Blade Runner : reconstruire un film grâce à un réseau de neurones
Blade Runner

Au cours des derniers mois, nous avons vu des réseaux de neurones créer des peintures, modifier des vidéos, et même répondre à des questions très intéressantes, mais tout cela fait partie de l'entraînement qu'ils reçoivent. Dans chaque cas, un être humain choisit le matériau et le « nourrit » au réseau pour voir ce qu'il en fait. Le chercheur Terence Broad a décidé de mener à bien quelque chose de très spécial : entraîner un réseau de neurones dans le but de décoder et reconstruire de la vidéo. Et la « source » de son travail n'était autre que Blade Runner.

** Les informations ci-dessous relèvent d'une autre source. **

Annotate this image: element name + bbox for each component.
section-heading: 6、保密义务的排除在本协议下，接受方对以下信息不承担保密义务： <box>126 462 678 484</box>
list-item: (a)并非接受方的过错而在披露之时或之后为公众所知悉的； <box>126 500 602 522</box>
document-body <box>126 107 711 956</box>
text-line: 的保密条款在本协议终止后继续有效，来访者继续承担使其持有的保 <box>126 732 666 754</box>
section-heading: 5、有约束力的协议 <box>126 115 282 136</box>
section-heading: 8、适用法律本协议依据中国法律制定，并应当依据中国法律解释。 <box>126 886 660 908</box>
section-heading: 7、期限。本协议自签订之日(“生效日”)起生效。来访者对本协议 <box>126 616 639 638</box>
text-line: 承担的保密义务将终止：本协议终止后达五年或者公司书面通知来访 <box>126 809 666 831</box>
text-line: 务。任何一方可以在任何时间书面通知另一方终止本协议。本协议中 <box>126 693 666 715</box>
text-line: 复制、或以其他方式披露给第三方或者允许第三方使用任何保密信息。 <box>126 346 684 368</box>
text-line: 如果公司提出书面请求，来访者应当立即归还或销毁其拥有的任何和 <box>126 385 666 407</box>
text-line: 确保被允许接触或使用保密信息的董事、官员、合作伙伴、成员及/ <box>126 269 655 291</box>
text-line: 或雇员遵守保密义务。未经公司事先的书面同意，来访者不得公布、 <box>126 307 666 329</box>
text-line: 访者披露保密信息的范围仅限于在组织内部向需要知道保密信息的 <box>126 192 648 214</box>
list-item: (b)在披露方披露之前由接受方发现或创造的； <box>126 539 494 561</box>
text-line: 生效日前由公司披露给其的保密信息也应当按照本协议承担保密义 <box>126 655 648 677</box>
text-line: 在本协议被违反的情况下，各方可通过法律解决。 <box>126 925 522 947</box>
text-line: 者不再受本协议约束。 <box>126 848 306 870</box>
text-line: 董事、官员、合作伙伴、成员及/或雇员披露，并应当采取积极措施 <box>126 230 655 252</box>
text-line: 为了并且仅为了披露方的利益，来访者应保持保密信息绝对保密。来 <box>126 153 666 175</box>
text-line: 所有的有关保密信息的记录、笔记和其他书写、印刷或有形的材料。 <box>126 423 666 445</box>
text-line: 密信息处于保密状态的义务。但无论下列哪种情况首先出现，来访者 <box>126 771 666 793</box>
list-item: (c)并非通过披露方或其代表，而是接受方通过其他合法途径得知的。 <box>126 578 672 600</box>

De précédentes expériences

Tout a commencé avec une poignée d'images, et la liberté pour qu'un réseau de neurones en fasse ce qu'il voulait. Ensuite, les résultats d'un chatbot ont été publiés, et ses réponses nous ont laissés réfléchir pendant des jours entiers. À ce moment, Google n'a pas eu d'autre choix que de libérer le « code artistique » de son réseau de neurones DeepDream, afin que les utilisateurs puissent expérimenter avec lui, et quelques jours plus tard, quelqu'un a répété le processus original avec un court métrage, générant l'un des « voyages acides numériques » les plus impressionnants que nous ayons vus. Au fond, nous savons tous que les réseaux de neurones sont le produit de leur entraînement. Il n'y a pas encore de « conscience », ni de « sens du moi » pour ainsi dire. Cependant, cela ne modifie pas la possibilité qu'un réseau de neurones puisse apprendre de nouvelles choses. Dans ce cas particulier, reconstruire de la vidéo.

La thèse de Terence Broad

Le chercheur Terence Broad a choisi pour sa thèse le titre «Autocodificando cuadros de vídeo», qui à lui seul ne nous dit pas grand-chose, mais en termes plus larges, il s'agit de mettre en œuvre l'apprentissage profond et les réseaux de neurones dans la vidéo, dans le but de la reconstruire. Lors du codage et de la compression d'une pièce vidéo, des paramètres bien définis (par des humains, bien sûr) sont utilisés, qui affectent la qualité finale, le son, le format et d'autres éléments. Le travail de Broad cherche à éliminer cet élément humain, et à laisser le réseau de neurones effectuer le codage par lui-même, mais avant cela, il a dû faire quelque chose d'encore plus compliqué : entraîner le réseau de neurones à regarder un film, reconnaître ses images et ses similitudes, rejeter les données « fausses » qui ne faisaient pas partie du film, transformer chaque image en représentations de 200 bits, les reconstruire à partir de ces représentations, et évidemment, les placer dans le bon ordre.

Résultats et réactions

Comme l'indique le titre, le film principal choisi par Broad était Blade Runner, et il a également traité une autre adaptation du travail de Philip K. Dick, A Scanner Darkly. Logiquement, le résultat final ne trompe aucun être humain, et la qualité de la « reconstruction » faite par le réseau de neurones est inférieure au film original… mais il ne s'est pas trompé dans l'ordre des images, ni dans d'autres détails comme la vitesse et le rythme. À chaque session (il a traité les deux films six fois au total), le réseau de neurones a fourni des images un peu plus « propres », et bien que cela ne suffise pas à nos yeux et à nos cerveaux... cela a suffi au bot de Warner, qui a tenté de bloquer les vidéos sur YouTube.